There are 3 different kinds of default indexes in pandas on pyspark. I am not able to replicate their said behavior:
Setting up to test:
import pyspark.pandas as ps
import pandas as pd
import numpy as np
import pyspark
from pyspark.sql import SparkSession
pd.DataFrame({'id':np.arange(20000000),'b':np.random.choice(['a','b','c','d'],size=(20000000,),p=[0.25,0.25,0.25,0.25])}).to_csv('df_s.csv',index=None) #so many rows because the dataset needs to be greater than 128 Mbs otherwise it gets collected in just 1 partition
- Sequence type
- The Data would be collected on the same node (dataframe should have just 1 partition?)
- The default index is [0,1,2,3,...] (monotonically increasing by 1 and in order)
tests:
ps.set_option('compute.default_index_type','sequence')
dfsp = ps.read_csv('df_s.csv')
dfsp.head()
output:
id b
0 0 a
1 1 c
2 2 c
3 3 b
4 4 d
#Expected
dfsp.to_spark().rdd.getNumPartitions()
output:
8
#Unexpected
Question: Why is not the number of partitions 1 since for when the default index is set to 'sequence' all the data must be collected on a single node.
- Distributed-sequence
- It computes and generates the index in a distributed manner but it needs another extra Spark Job to generate the global sequence internally. It also does not guarantee the natural order of the results. In general, it becomes a continuously increasing number.
tests:
ps.set_option('compute.default_index_type','distributed-sequence')

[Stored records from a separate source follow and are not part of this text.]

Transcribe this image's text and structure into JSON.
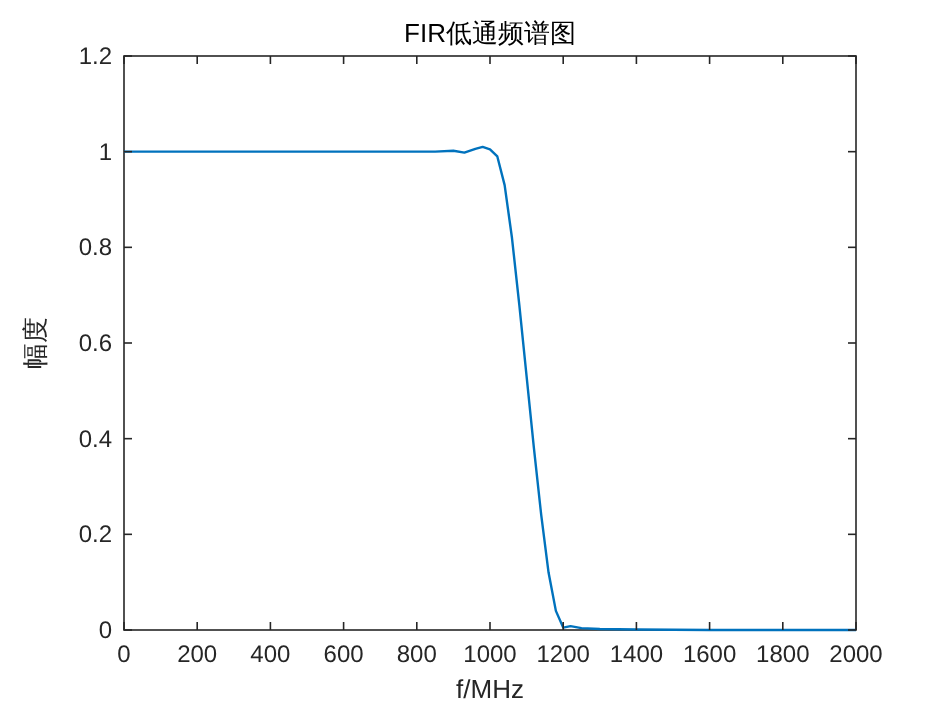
{
  "chart_data": {
    "type": "line",
    "title": "FIR低通频谱图",
    "xlabel": "f/MHz",
    "ylabel": "幅度",
    "x": [
      0,
      200,
      400,
      600,
      800,
      850,
      900,
      930,
      960,
      980,
      1000,
      1020,
      1040,
      1060,
      1080,
      1100,
      1120,
      1140,
      1160,
      1180,
      1200,
      1220,
      1250,
      1300,
      1400,
      1600,
      1800,
      2000
    ],
    "series": [
      {
        "color": "#0072bd",
        "values": [
          1,
          1,
          1,
          1,
          1,
          1.0,
          1.002,
          0.998,
          1.006,
          1.01,
          1.005,
          0.99,
          0.93,
          0.82,
          0.68,
          0.53,
          0.38,
          0.24,
          0.12,
          0.04,
          0.005,
          0.008,
          0.004,
          0.002,
          0.001,
          0,
          0,
          0
        ]
      }
    ],
    "xlim": [
      0,
      2000
    ],
    "ylim": [
      0,
      1.2
    ],
    "xticks": [
      0,
      200,
      400,
      600,
      800,
      1000,
      1200,
      1400,
      1600,
      1800,
      2000
    ],
    "yticks": [
      0,
      0.2,
      0.4,
      0.6,
      0.8,
      1,
      1.2
    ],
    "grid": false,
    "marker": "none",
    "line_style": "solid"
  }
}
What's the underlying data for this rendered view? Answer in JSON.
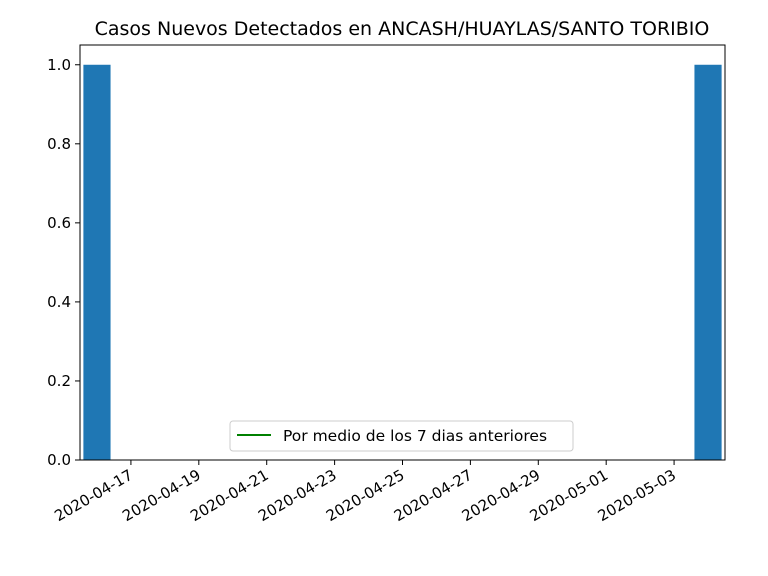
{
  "chart_data": {
    "type": "bar",
    "title": "Casos Nuevos Detectados en ANCASH/HUAYLAS/SANTO TORIBIO",
    "xlabel": "",
    "ylabel": "",
    "x_range": [
      "2020-04-16",
      "2020-05-04"
    ],
    "ylim": [
      0,
      1.05
    ],
    "y_ticks": [
      "0.0",
      "0.2",
      "0.4",
      "0.6",
      "0.8",
      "1.0"
    ],
    "x_ticks": [
      "2020-04-17",
      "2020-04-19",
      "2020-04-21",
      "2020-04-23",
      "2020-04-25",
      "2020-04-27",
      "2020-04-29",
      "2020-05-01",
      "2020-05-03"
    ],
    "bars": [
      {
        "date": "2020-04-16",
        "value": 1
      },
      {
        "date": "2020-05-04",
        "value": 1
      }
    ],
    "bar_color": "#1f77b4",
    "series": [
      {
        "name": "Por medio de los 7 dias anteriores",
        "values": [],
        "color": "#008000"
      }
    ],
    "legend": {
      "placement": "lower center",
      "entries": [
        "Por medio de los 7 dias anteriores"
      ]
    },
    "grid": false
  }
}
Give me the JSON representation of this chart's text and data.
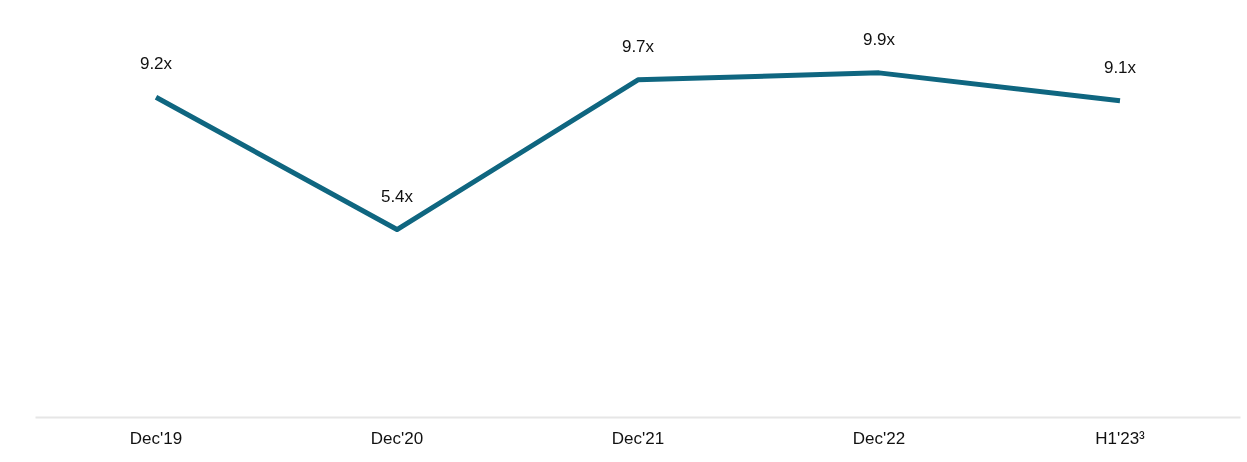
{
  "chart_data": {
    "type": "line",
    "categories": [
      "Dec'19",
      "Dec'20",
      "Dec'21",
      "Dec'22",
      "H1'23³"
    ],
    "series": [
      {
        "color": "#0f6680",
        "values": [
          9.2,
          5.4,
          9.7,
          9.9,
          9.1
        ],
        "value_labels": [
          "9.2x",
          "5.4x",
          "9.7x",
          "9.9x",
          "9.1x"
        ]
      }
    ],
    "tick_labels": "x",
    "grid": false,
    "marker": "none",
    "line_style": "solid"
  }
}
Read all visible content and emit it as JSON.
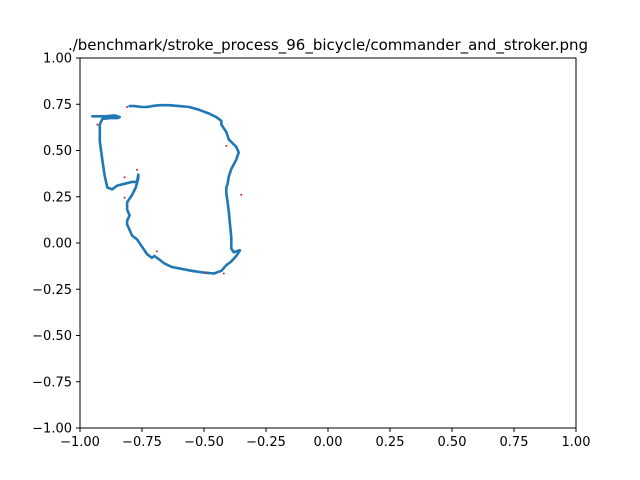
{
  "chart_data": {
    "type": "line",
    "title": "./benchmark/stroke_process_96_bicycle/commander_and_stroker.png",
    "xlabel": "",
    "ylabel": "",
    "xlim": [
      -1.0,
      1.0
    ],
    "ylim": [
      -1.0,
      1.0
    ],
    "x_ticks": [
      "−1.00",
      "−0.75",
      "−0.50",
      "−0.25",
      "0.00",
      "0.25",
      "0.50",
      "0.75",
      "1.00"
    ],
    "y_ticks": [
      "1.00",
      "0.75",
      "0.50",
      "0.25",
      "0.00",
      "−0.25",
      "−0.50",
      "−0.75",
      "−1.00"
    ],
    "grid": false,
    "series": [
      {
        "color": "#1f77b4",
        "x": [
          -0.95,
          -0.9,
          -0.86,
          -0.84,
          -0.85,
          -0.88,
          -0.91,
          -0.92,
          -0.92,
          -0.91,
          -0.9,
          -0.89,
          -0.87,
          -0.85,
          -0.82,
          -0.79,
          -0.77,
          -0.765,
          -0.765,
          -0.775,
          -0.79,
          -0.81,
          -0.81,
          -0.8,
          -0.81,
          -0.81,
          -0.8,
          -0.79,
          -0.77,
          -0.75,
          -0.73,
          -0.71,
          -0.7,
          -0.68,
          -0.66,
          -0.63,
          -0.59,
          -0.55,
          -0.5,
          -0.46,
          -0.43,
          -0.41,
          -0.39,
          -0.37,
          -0.36,
          -0.355,
          -0.36,
          -0.38,
          -0.39,
          -0.39,
          -0.395,
          -0.4,
          -0.405,
          -0.41,
          -0.41,
          -0.405,
          -0.4,
          -0.39,
          -0.37,
          -0.36,
          -0.37,
          -0.4,
          -0.41,
          -0.42,
          -0.43,
          -0.43,
          -0.45,
          -0.48,
          -0.52,
          -0.56,
          -0.6,
          -0.64,
          -0.68,
          -0.71,
          -0.73,
          -0.75,
          -0.78,
          -0.8
        ],
        "y": [
          0.685,
          0.685,
          0.69,
          0.68,
          0.675,
          0.675,
          0.67,
          0.64,
          0.55,
          0.45,
          0.36,
          0.3,
          0.29,
          0.31,
          0.32,
          0.33,
          0.33,
          0.37,
          0.35,
          0.3,
          0.26,
          0.22,
          0.18,
          0.15,
          0.12,
          0.1,
          0.07,
          0.04,
          0.02,
          -0.02,
          -0.06,
          -0.08,
          -0.07,
          -0.09,
          -0.11,
          -0.13,
          -0.14,
          -0.15,
          -0.16,
          -0.165,
          -0.15,
          -0.12,
          -0.1,
          -0.07,
          -0.05,
          -0.04,
          -0.04,
          -0.05,
          -0.03,
          0.03,
          0.1,
          0.17,
          0.22,
          0.27,
          0.3,
          0.32,
          0.36,
          0.4,
          0.45,
          0.49,
          0.52,
          0.56,
          0.6,
          0.62,
          0.64,
          0.66,
          0.68,
          0.7,
          0.72,
          0.735,
          0.74,
          0.745,
          0.745,
          0.74,
          0.735,
          0.735,
          0.74,
          0.74
        ]
      }
    ],
    "markers": {
      "color": "#d62728",
      "x": [
        -0.81,
        -0.93,
        -0.77,
        -0.82,
        -0.82,
        -0.69,
        -0.49,
        -0.42,
        -0.35,
        -0.41
      ],
      "y": [
        0.735,
        0.64,
        0.395,
        0.355,
        0.245,
        -0.045,
        -0.16,
        -0.165,
        0.26,
        0.525
      ]
    }
  }
}
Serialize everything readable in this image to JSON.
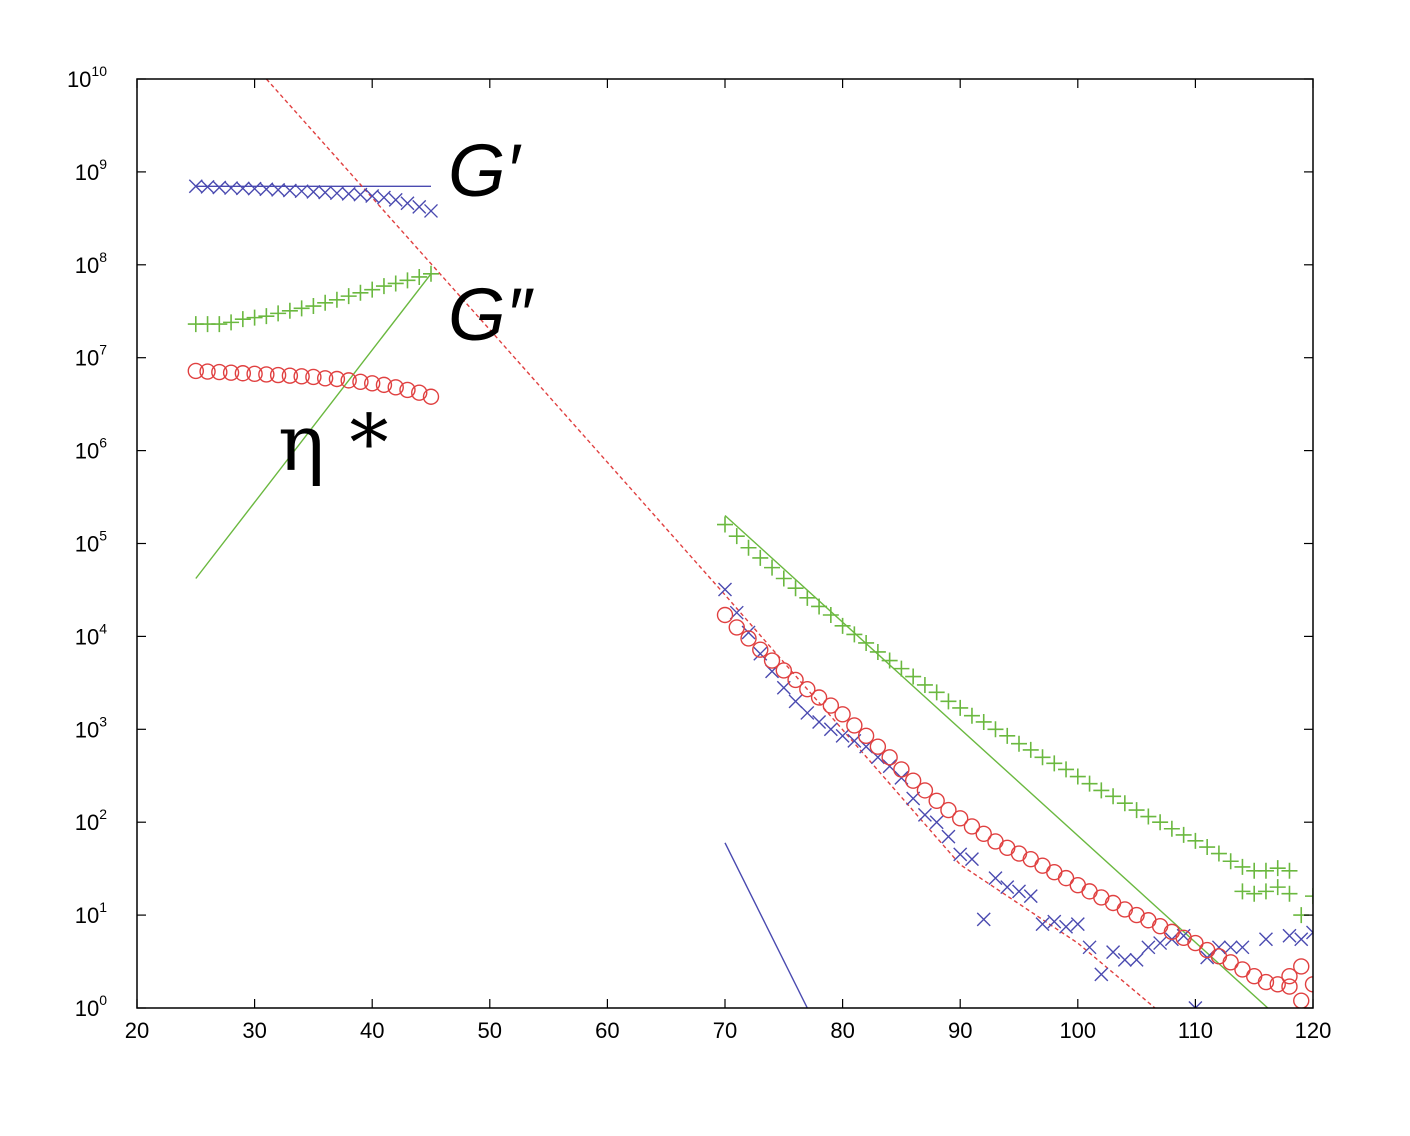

dfsp = ps.read_csv('df_s.csv')
dfsp.head()
output:
id b
0 0 a
1 1 c
2 2 c
3 3 b
4 4 d
#Expected
dfsp.to_spark().rdd.getNumPartitions()
output:
8
#Unexpected
Questions: The dataframe being distributed to all 8 cores is the expected behaviour but, the indexes should not be ordered which they are. It seems this behaviour is also like sequence
type default index only.
- Distributed
- “distributed” index has almost no performance penalty and always creates monotonically increasing numbers. If the index is just needed as unique numbers for each row, or the order of rows, this index type would be the best choice. However, the numbers have an indeterministic gap
tests:
ps.set_option('compute.default_index_type','distributed')
dfsp = ps.read_csv('df_s.csv')
print(dfsp.to_spark().rdd.getNumPartitions())
output:
8
dfsp.head()
output:
id b
0 0 c
1 1 c
2 2 b
3 3 c
4 4 c
Questions: This is also sequence
type behaviour only. The index generated is an ordered sequence from 1 to wherever. It should be monotonically increasing numbers with an indeterministic gap.
Can somebody please help me clarify what I am not understanding correctly and what is the exact expected behaviour for all three types of the default index?